Create a `validation/` directory with Python files matching model names. Each file must define `validate(prompt, result) -> bool`. If it returns `False`, the model is marked as an error and stops it use in downstream models.

```python
# validation/article.py
import json
from pydantic import BaseModel, ValidationError


class Article(BaseModel):
    content: str
    author: str
    audience: str


def validate(prompt: str, result: str) -> bool:
    """Article output must be valid JSON matching the Article model."""
    try:
        data = json.loads(result)
        article = Article(**data)
    except (json.JSONDecodeError, ValidationError):
        return False
    return len(article.content) >= 200
```

Run with `pbt run` — validation fires automatically after each model's LLM call.
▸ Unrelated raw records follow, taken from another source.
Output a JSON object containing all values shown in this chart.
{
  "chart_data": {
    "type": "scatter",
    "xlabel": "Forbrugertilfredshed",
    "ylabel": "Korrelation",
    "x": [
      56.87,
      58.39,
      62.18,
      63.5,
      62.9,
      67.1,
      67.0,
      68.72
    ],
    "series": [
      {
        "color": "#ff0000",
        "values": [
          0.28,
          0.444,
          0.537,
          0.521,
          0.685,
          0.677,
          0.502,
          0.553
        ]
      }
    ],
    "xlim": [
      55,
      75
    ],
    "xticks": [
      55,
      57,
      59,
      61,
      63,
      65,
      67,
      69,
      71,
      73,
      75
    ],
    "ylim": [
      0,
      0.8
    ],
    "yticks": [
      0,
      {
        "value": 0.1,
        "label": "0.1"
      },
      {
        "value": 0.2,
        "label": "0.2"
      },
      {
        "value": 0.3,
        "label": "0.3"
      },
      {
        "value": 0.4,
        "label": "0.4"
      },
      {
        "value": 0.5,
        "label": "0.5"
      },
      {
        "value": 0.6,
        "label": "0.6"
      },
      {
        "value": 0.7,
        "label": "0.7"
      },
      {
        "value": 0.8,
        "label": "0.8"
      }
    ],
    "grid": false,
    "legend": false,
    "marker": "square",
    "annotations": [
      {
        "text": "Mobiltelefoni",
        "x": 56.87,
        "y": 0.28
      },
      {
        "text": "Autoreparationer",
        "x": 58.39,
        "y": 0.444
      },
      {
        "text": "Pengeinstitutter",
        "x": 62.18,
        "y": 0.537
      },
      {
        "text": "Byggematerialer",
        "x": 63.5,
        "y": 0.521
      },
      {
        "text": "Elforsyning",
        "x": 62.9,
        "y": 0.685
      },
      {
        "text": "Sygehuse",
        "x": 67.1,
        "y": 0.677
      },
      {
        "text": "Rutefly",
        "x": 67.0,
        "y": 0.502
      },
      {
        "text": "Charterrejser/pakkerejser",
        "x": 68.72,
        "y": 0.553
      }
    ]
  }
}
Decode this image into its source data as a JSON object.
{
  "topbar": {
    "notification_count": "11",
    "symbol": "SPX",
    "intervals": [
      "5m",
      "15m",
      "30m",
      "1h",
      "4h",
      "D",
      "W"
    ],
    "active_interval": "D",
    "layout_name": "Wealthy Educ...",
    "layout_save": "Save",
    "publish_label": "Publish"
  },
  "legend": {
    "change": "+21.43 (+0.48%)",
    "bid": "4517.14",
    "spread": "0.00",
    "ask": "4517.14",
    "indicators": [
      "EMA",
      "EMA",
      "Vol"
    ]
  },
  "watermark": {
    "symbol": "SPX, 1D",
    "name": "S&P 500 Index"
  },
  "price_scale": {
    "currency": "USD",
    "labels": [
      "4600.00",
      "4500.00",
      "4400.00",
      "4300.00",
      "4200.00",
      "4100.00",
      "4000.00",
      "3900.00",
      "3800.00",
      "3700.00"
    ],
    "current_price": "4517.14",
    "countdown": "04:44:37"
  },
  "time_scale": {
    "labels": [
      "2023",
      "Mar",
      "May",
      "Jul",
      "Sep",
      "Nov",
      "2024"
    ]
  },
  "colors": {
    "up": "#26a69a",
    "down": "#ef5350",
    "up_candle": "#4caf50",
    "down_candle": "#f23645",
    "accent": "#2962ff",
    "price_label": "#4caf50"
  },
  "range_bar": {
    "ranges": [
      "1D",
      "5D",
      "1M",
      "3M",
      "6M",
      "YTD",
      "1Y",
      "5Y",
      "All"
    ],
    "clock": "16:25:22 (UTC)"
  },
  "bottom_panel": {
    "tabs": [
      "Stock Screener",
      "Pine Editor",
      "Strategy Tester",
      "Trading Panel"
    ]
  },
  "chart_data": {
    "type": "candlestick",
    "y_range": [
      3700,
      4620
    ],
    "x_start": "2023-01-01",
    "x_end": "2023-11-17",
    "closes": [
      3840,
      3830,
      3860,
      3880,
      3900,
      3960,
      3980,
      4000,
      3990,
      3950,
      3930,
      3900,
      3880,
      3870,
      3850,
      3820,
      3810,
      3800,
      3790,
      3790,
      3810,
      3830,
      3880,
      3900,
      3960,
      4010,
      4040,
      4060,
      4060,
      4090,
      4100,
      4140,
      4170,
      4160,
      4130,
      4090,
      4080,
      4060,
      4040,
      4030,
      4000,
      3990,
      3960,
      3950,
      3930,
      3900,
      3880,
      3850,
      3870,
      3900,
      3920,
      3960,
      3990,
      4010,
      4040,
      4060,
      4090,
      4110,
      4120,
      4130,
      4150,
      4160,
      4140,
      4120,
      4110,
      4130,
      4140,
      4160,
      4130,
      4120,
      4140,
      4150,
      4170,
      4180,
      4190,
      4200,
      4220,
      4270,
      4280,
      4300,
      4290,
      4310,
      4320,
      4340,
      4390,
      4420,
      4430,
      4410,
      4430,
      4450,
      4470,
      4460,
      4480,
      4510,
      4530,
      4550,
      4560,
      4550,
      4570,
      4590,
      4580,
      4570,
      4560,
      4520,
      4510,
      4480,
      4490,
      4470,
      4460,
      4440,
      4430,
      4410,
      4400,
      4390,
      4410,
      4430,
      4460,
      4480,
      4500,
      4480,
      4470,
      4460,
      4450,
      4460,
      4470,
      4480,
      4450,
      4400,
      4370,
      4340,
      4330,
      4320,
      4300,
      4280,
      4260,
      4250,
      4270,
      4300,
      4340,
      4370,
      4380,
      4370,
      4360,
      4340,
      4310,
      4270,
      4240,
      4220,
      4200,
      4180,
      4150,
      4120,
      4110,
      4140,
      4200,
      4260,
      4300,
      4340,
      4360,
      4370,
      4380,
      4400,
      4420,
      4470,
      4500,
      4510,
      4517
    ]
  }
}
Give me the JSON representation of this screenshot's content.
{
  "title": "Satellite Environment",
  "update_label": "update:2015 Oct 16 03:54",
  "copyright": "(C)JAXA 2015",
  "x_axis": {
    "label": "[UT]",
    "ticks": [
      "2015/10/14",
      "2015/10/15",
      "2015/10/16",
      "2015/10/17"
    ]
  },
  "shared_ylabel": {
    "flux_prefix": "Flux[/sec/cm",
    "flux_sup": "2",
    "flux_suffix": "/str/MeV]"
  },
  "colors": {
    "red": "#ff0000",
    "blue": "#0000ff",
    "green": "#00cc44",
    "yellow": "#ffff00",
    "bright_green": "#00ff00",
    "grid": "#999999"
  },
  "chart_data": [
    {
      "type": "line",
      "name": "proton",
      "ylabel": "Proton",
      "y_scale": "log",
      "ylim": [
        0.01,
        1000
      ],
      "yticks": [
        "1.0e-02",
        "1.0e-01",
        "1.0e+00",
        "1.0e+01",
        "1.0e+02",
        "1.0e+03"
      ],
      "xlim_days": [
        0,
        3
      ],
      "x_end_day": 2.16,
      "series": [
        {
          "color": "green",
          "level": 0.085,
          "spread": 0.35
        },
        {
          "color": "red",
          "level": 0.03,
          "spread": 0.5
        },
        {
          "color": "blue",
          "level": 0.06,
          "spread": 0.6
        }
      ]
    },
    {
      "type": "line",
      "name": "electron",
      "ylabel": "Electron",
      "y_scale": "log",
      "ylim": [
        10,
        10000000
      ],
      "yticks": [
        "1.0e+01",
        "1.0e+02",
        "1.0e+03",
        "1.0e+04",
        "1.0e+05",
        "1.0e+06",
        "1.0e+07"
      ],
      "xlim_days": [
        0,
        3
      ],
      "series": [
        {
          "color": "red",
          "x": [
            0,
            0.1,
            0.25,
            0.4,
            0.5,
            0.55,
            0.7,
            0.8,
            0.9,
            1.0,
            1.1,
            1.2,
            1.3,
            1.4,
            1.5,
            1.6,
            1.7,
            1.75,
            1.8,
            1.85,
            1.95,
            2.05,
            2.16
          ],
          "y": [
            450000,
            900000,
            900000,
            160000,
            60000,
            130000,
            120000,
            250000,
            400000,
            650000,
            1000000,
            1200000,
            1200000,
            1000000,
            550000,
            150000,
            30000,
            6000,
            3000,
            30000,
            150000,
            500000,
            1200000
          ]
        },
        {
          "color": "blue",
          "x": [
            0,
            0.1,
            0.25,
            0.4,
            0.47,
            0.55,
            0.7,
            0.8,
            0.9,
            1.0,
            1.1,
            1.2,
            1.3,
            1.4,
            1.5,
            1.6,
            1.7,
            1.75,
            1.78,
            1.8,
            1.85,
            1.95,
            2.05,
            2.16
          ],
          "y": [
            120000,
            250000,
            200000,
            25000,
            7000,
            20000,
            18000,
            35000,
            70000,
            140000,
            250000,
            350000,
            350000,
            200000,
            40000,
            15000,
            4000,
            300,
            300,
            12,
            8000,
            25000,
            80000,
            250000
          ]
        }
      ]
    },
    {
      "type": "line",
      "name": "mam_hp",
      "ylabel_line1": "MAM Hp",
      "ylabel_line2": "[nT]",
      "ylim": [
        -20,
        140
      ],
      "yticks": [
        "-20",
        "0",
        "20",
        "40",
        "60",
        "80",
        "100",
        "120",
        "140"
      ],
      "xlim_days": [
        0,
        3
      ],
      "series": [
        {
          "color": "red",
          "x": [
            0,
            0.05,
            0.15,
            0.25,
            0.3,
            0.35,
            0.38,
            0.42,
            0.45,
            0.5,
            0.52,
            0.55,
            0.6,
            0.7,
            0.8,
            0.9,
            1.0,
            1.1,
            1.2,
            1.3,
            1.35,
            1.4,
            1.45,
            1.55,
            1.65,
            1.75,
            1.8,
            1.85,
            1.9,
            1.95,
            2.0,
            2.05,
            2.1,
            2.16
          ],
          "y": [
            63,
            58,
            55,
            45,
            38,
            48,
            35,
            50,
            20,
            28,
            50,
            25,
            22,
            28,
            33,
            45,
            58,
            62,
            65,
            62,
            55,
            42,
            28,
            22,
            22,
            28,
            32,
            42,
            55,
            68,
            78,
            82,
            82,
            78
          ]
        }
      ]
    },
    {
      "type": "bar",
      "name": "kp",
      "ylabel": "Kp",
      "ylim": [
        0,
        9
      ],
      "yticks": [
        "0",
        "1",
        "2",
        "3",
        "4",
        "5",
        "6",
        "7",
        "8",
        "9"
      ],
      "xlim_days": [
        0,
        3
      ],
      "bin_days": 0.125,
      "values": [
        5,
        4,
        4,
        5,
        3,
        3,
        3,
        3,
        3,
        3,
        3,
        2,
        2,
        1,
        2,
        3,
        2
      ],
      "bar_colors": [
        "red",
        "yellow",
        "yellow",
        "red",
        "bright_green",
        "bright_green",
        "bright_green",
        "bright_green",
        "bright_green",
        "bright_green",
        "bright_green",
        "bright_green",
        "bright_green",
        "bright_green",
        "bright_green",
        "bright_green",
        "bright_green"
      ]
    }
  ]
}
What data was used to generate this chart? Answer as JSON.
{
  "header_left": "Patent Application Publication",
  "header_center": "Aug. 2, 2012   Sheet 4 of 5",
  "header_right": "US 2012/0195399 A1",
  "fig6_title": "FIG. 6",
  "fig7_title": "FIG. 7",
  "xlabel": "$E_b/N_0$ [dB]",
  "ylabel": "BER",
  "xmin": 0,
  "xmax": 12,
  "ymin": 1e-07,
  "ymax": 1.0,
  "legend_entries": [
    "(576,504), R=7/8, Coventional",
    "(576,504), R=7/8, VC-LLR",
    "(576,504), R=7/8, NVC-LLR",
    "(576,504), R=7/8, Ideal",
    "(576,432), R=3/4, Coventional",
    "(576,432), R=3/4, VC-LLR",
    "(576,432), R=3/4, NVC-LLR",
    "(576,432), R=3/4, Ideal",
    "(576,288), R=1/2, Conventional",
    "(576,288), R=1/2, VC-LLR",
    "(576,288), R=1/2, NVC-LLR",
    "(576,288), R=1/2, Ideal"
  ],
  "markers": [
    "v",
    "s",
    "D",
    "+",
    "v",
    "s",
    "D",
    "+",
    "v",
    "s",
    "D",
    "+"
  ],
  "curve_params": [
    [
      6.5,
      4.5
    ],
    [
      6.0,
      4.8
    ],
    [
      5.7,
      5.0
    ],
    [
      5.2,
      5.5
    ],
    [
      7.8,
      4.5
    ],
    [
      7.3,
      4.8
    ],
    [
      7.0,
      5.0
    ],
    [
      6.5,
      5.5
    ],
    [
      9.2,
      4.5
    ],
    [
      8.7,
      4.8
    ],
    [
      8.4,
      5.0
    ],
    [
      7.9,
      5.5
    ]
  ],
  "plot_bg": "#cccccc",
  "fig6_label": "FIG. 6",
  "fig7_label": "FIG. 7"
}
### Typed hints in validation

Use Pydantic models to define the expected shape of your model's JSON output:

```python
# validation/summaries.py
import json
from pydantic import BaseModel, ValidationError


class SummaryItem(BaseModel):
    title: str
    summary: str
    key_points: list[str]


class Summaries(BaseModel):
    summaries: list[SummaryItem]


def validate(prompt: str, result: str) -> bool:
    """Summaries output must be valid JSON matching the Summaries model."""
    try:
        data = json.loads(result)
        summaries = Summaries(**data)
    except (json.JSONDecodeError, ValidationError):
        return False
    return len(summaries.summaries) >= 1 and len(summaries.summaries[0].key_points) >= 1
```

Run `pbt type-hints` to generate jinja-lsp context stubs from your validation classes, enabling autocomplete for `ref()` inside `.prompt` templates in VS Code.

---

## HTTP server (`utils/server`)

Deploy over to run and return LLM response to .prompt pipeline over HTTP. Runs a lightweight FastAPI server and manages pipeline execution and return (requires `pip install fastapi uvicorn`):

```bash
python -m utils.server --models-dir models --port 8000
```

```
POST /run   body: {"promptdata": {"tone": "formal"}, "select": ["article"]}
            returns: {"outputs": {"topic": "...", "article": "..."}}

GET  /health
```

Or use the factory in Python:

```python
from utils.server import create_app
import uvicorn

app = create_app(models_dir="models")
uvicorn.run(app, host="0.0.0.0", port=8000)
```

---

## How to dynamically skip a model

Use `{{ skip_and_set_to_value("value") }}` to skip the LLM call during Jinja rendering and provide the output directly:

```jinja
{% if "no action needed" in ref('previous_model') %}
{{ skip_and_set_to_value("No action needed.") }}
{% else %}
Summarise the following: {{ ref('previous_model') }}
{% endif %}
```

The model is recorded as a successful run, downstream templates can detect it with `was_skipped('model_name')`, and downstream `ref()` calls receive the value you provided.